Understanding Monet: The Antisocial, Tempestuous Creator of the World’s Most Soothing Paintings

“That just shows how great an artist he was, that he was able to disguise his torment.”

Ross King is the author of multiple critically-acclaimed, bestselling historical works, including, most recently, Mad Enchantment: Claude Monet and the Painting of the Water Lilies. Ross recently joined Heleo’s Editorial Director Panio Gianopoulos for a Conversation that reveals the tortured artist beneath the calm surface of the famously idyllic paintings. Read on for an in-depth look at the process and legacy of the man behind the lilies.

Panio: From Monet’s paintings, I expected him to be a serene, gentle figure.
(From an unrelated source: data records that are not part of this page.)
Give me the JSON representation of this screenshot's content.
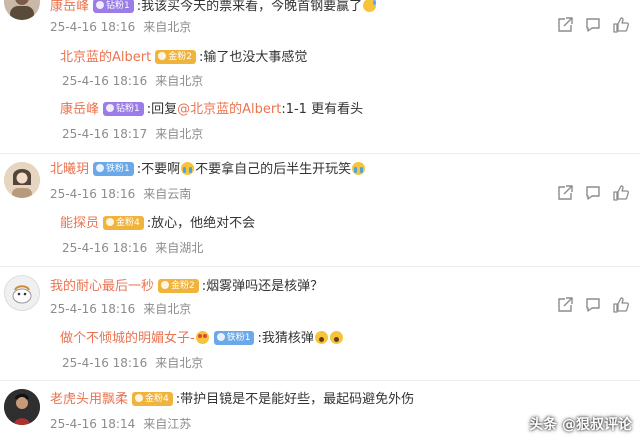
{
  "comments": [
    {
      "username": "康岳峰",
      "badge": "钻粉1",
      "text": ":我该买今天的票来看，今晚首钢要赢了",
      "emoji": "sweat-smile",
      "meta_time": "25-4-16 18:16",
      "meta_location": "来自北京",
      "replies": [
        {
          "username": "北京蓝的Albert",
          "badge": "金粉2",
          "text": ":输了也没大事感觉",
          "meta_time": "25-4-16 18:16",
          "meta_location": "来自北京"
        },
        {
          "username": "康岳峰",
          "badge": "钻粉1",
          "reply_prefix": ":回复",
          "mention": "@北京蓝的Albert",
          "text": ":1-1 更有看头",
          "meta_time": "25-4-16 18:17",
          "meta_location": "来自北京"
        }
      ]
    },
    {
      "username": "北曦玥",
      "badge": "铁粉1",
      "text_a": ":不要啊",
      "text_b": "不要拿自己的后半生开玩笑",
      "emoji": "cry",
      "meta_time": "25-4-16 18:16",
      "meta_location": "来自云南",
      "replies": [
        {
          "username": "能探员",
          "badge": "金粉4",
          "text": ":放心，他绝对不会",
          "meta_time": "25-4-16 18:16",
          "meta_location": "来自湖北"
        }
      ]
    },
    {
      "username": "我的耐心最后一秒",
      "badge": "金粉2",
      "text": ":烟雾弹吗还是核弹？",
      "meta_time": "25-4-16 18:16",
      "meta_location": "来自北京",
      "replies": [
        {
          "username": "做个不倾城的明媚女子-",
          "badge": "铁粉1",
          "text": ":我猜核弹",
          "emoji": "scream",
          "meta_time": "25-4-16 18:16",
          "meta_location": "来自北京"
        }
      ]
    },
    {
      "username": "老虎头用飘柔",
      "badge": "金粉4",
      "text": ":带护目镜是不是能好些，最起码避免外伤",
      "meta_time": "25-4-16 18:14",
      "meta_location": "来自江苏",
      "replies": []
    }
  ],
  "watermark": "头条 @狠叔评论",
  "colors": {
    "username": "#eb7350",
    "meta": "#8c8c8c",
    "badge_diamond": "#9b7de8",
    "badge_iron": "#6aa8e8",
    "badge_gold": "#f0b43c"
  },
  "icons": [
    "share-icon",
    "comment-icon",
    "like-icon"
  ]
}
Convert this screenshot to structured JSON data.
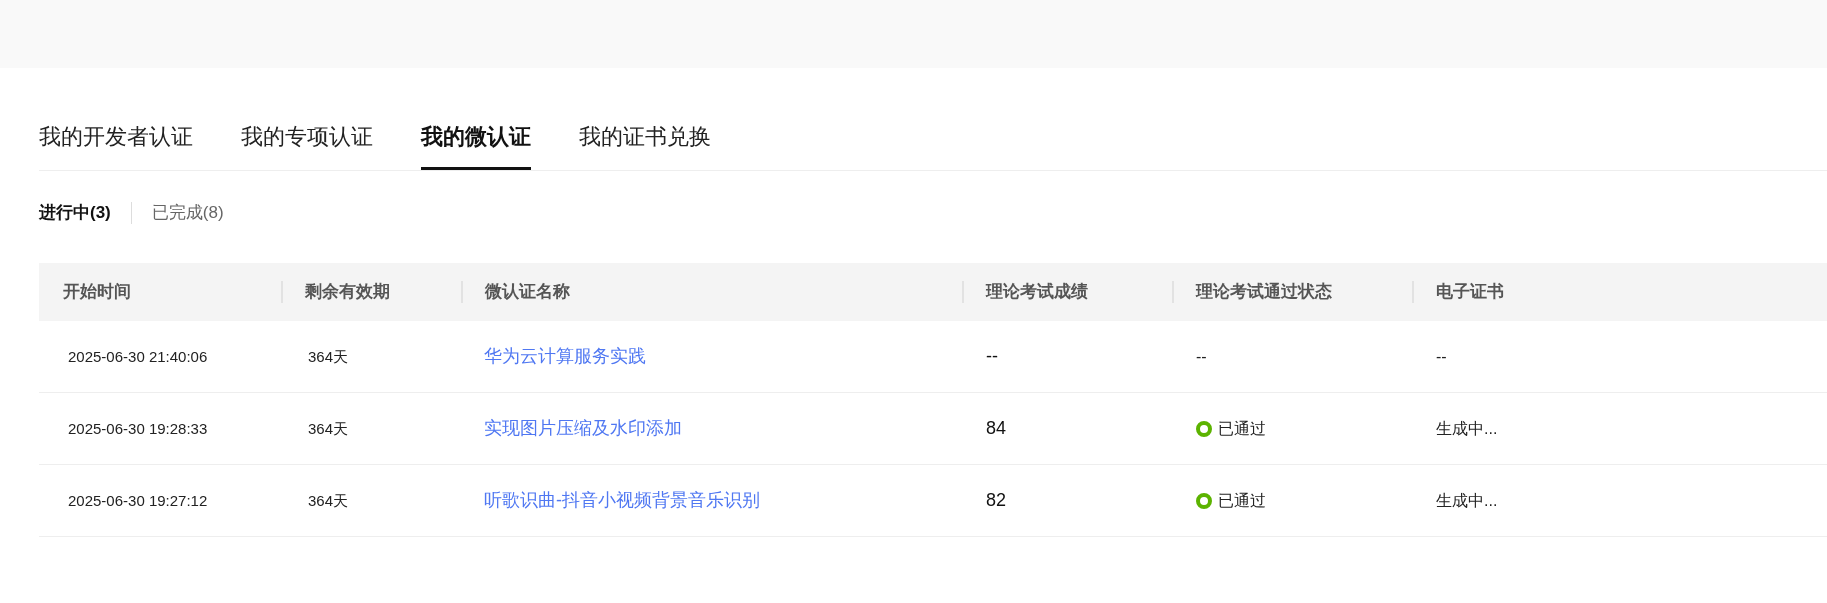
{
  "tabs": [
    {
      "label": "我的开发者认证",
      "selected": false
    },
    {
      "label": "我的专项认证",
      "selected": false
    },
    {
      "label": "我的微认证",
      "selected": true
    },
    {
      "label": "我的证书兑换",
      "selected": false
    }
  ],
  "sub_tabs": [
    {
      "label": "进行中(3)",
      "selected": true
    },
    {
      "label": "已完成(8)",
      "selected": false
    }
  ],
  "table": {
    "columns": [
      "开始时间",
      "剩余有效期",
      "微认证名称",
      "理论考试成绩",
      "理论考试通过状态",
      "电子证书"
    ],
    "rows": [
      {
        "start_time": "2025-06-30 21:40:06",
        "remaining": "364天",
        "name": "华为云计算服务实践",
        "score": "--",
        "status": {
          "kind": "text",
          "text": "--"
        },
        "certificate": "--"
      },
      {
        "start_time": "2025-06-30 19:28:33",
        "remaining": "364天",
        "name": "实现图片压缩及水印添加",
        "score": "84",
        "status": {
          "kind": "passed",
          "text": "已通过"
        },
        "certificate": "生成中..."
      },
      {
        "start_time": "2025-06-30 19:27:12",
        "remaining": "364天",
        "name": "听歌识曲-抖音小视频背景音乐识别",
        "score": "82",
        "status": {
          "kind": "passed",
          "text": "已通过"
        },
        "certificate": "生成中..."
      }
    ]
  }
}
But the way you describe him is nothing like that.

Ross: Yes, you’d think he would be very calm and happy—the Impressionist expert at Sotheby’s from London calls Monet “the great anti-depressant” because when you look at his paintings, they’re very soothing. But, in fact, he was a tortured artist. He committed what one of his stepsons calls “acts of violence against his paintings”—slashing, burning, stomping on them. He was a tempestuous personality.

Panio: And very unsociable, right? When people wanted things from him, he could be horrified and contemptuous—like the American woman who asked for one of his paintbrushes as a souvenir.
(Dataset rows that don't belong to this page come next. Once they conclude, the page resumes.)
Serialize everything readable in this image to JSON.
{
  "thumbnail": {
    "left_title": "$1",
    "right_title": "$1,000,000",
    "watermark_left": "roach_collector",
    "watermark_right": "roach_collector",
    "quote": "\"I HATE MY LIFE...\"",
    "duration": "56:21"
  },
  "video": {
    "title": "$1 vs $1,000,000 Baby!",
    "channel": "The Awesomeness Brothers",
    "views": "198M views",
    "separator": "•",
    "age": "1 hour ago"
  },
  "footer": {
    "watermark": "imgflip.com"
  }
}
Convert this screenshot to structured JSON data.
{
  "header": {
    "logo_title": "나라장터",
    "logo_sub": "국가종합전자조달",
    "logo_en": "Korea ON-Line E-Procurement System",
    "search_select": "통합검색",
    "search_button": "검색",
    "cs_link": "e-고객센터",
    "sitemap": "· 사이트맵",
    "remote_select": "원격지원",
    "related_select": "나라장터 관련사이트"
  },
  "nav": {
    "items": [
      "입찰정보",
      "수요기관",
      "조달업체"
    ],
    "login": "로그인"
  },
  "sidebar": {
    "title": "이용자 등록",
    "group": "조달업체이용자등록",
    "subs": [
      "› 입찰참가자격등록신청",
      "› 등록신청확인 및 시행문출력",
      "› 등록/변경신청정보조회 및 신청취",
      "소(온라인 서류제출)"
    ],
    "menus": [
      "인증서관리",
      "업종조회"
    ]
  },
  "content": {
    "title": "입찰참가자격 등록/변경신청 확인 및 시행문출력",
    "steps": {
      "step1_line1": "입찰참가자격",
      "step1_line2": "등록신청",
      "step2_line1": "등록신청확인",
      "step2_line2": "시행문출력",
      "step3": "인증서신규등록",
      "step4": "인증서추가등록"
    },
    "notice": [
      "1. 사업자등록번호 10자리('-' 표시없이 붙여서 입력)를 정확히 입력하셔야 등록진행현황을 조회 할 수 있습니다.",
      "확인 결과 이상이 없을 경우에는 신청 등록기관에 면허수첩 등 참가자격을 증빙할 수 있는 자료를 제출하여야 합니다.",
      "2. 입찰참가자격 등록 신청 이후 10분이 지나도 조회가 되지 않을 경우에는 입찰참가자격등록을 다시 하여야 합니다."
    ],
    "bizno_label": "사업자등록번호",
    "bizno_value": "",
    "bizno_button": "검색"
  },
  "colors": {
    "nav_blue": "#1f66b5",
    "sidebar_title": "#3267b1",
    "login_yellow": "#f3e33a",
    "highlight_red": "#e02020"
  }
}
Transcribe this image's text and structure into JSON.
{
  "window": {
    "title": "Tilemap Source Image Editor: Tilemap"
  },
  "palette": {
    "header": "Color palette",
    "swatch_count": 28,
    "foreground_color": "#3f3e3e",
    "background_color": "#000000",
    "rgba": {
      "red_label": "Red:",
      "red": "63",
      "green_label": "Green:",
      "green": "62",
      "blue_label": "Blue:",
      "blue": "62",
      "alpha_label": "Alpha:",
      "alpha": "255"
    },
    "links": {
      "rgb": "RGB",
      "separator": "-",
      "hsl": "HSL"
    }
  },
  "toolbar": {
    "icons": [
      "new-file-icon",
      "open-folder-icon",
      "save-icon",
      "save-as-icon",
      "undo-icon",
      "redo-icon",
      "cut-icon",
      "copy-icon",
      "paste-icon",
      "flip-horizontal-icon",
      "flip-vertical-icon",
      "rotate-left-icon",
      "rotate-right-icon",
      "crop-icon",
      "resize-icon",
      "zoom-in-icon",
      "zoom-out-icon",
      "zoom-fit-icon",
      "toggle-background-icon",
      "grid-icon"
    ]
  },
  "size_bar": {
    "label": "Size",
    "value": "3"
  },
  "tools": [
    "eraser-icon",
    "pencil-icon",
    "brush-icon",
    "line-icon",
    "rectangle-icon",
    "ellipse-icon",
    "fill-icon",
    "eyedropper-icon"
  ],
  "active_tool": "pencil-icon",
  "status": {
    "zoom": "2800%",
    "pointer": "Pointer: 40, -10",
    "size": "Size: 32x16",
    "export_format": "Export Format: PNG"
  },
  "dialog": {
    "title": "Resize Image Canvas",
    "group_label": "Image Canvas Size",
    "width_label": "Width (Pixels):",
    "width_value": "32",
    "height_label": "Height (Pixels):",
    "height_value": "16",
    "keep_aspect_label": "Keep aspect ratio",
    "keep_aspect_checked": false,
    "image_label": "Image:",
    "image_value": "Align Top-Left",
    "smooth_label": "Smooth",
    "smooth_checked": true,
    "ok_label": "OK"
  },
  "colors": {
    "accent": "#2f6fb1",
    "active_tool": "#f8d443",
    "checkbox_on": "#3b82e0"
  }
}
Ross: That’s right. He was a celebrity by the time he was in his 40s. For the rest of his life, until he died in 1926, he was one of the most famous people in France.
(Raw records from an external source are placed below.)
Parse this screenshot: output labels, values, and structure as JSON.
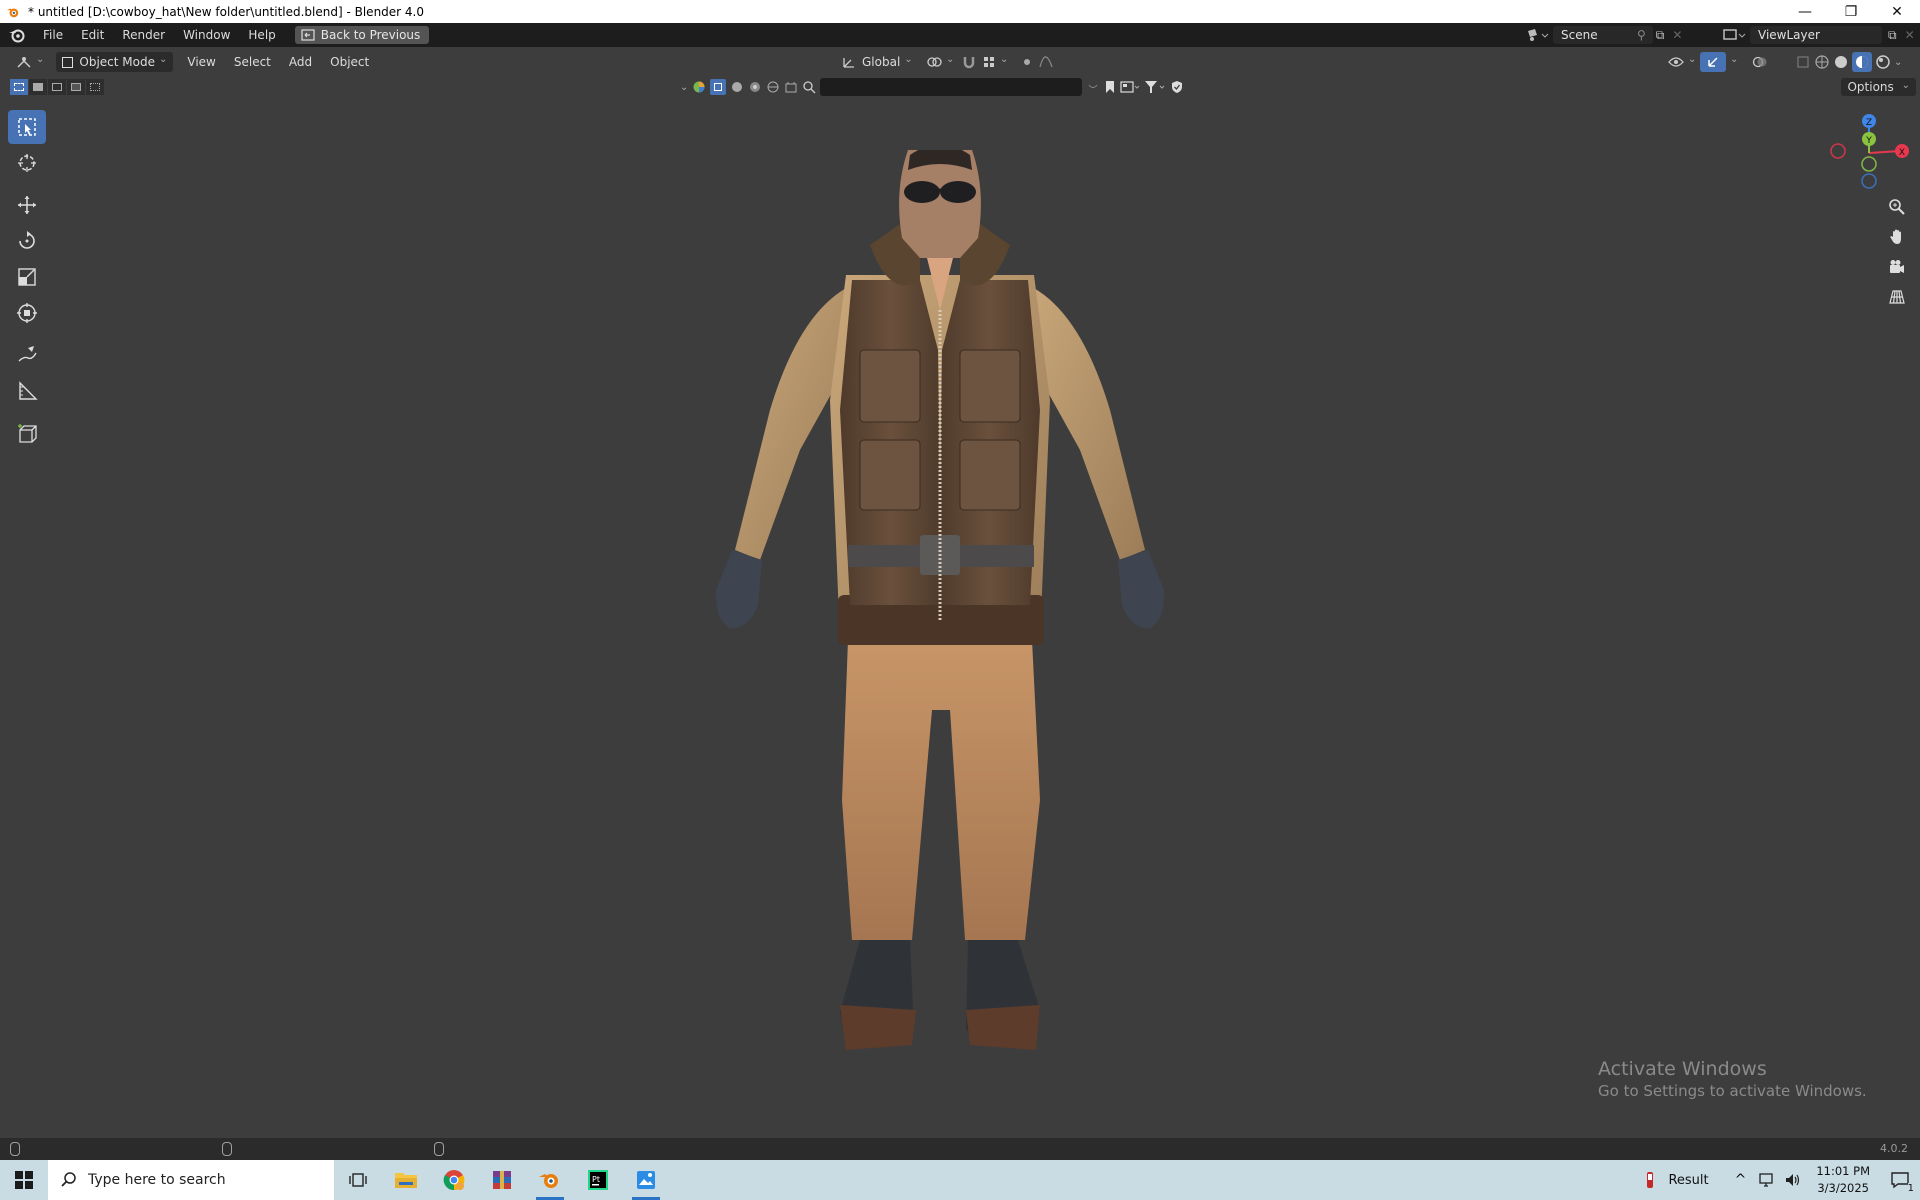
{
  "window": {
    "title": "* untitled [D:\\cowboy_hat\\New folder\\untitled.blend] - Blender 4.0",
    "controls": [
      "minimize",
      "restore",
      "close"
    ]
  },
  "menubar": {
    "items": [
      "File",
      "Edit",
      "Render",
      "Window",
      "Help"
    ],
    "back_button": "Back to Previous",
    "scene": "Scene",
    "view_layer": "ViewLayer"
  },
  "viewport_header": {
    "mode": "Object Mode",
    "menus": [
      "View",
      "Select",
      "Add",
      "Object"
    ],
    "orientation": "Global",
    "options": "Options"
  },
  "toolbar": {
    "tools": [
      "select-box",
      "cursor",
      "move",
      "rotate",
      "scale",
      "transform",
      "annotate",
      "measure",
      "add-cube"
    ],
    "active": "select-box"
  },
  "gizmo": {
    "axes": [
      "X",
      "Y",
      "Z"
    ],
    "colors": {
      "x": "#e8384f",
      "y": "#8ac43f",
      "z": "#3f86e8"
    }
  },
  "watermark": {
    "line1": "Activate Windows",
    "line2": "Go to Settings to activate Windows."
  },
  "statusbar": {
    "version": "4.0.2"
  },
  "taskbar": {
    "search_placeholder": "Type here to search",
    "apps": [
      "task-view",
      "file-explorer",
      "chrome",
      "winrar",
      "pycharm",
      "blender",
      "photos"
    ],
    "active_app": "blender",
    "tray_label": "Result",
    "time": "11:01 PM",
    "date": "3/3/2025",
    "notification_count": "1"
  }
}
People would come to Giverny to see the house, to peek into the garden, to catch a glimpse of the great man himself. But he wasn’t a willing celebrity. He would spurn people, particularly Americans. A lot of American painters went to Giverny in the late 19th century, hoping that some of that magic would rub off on them. But Monet rebuffed most of those advances. He didn’t take students. He didn’t like working with people.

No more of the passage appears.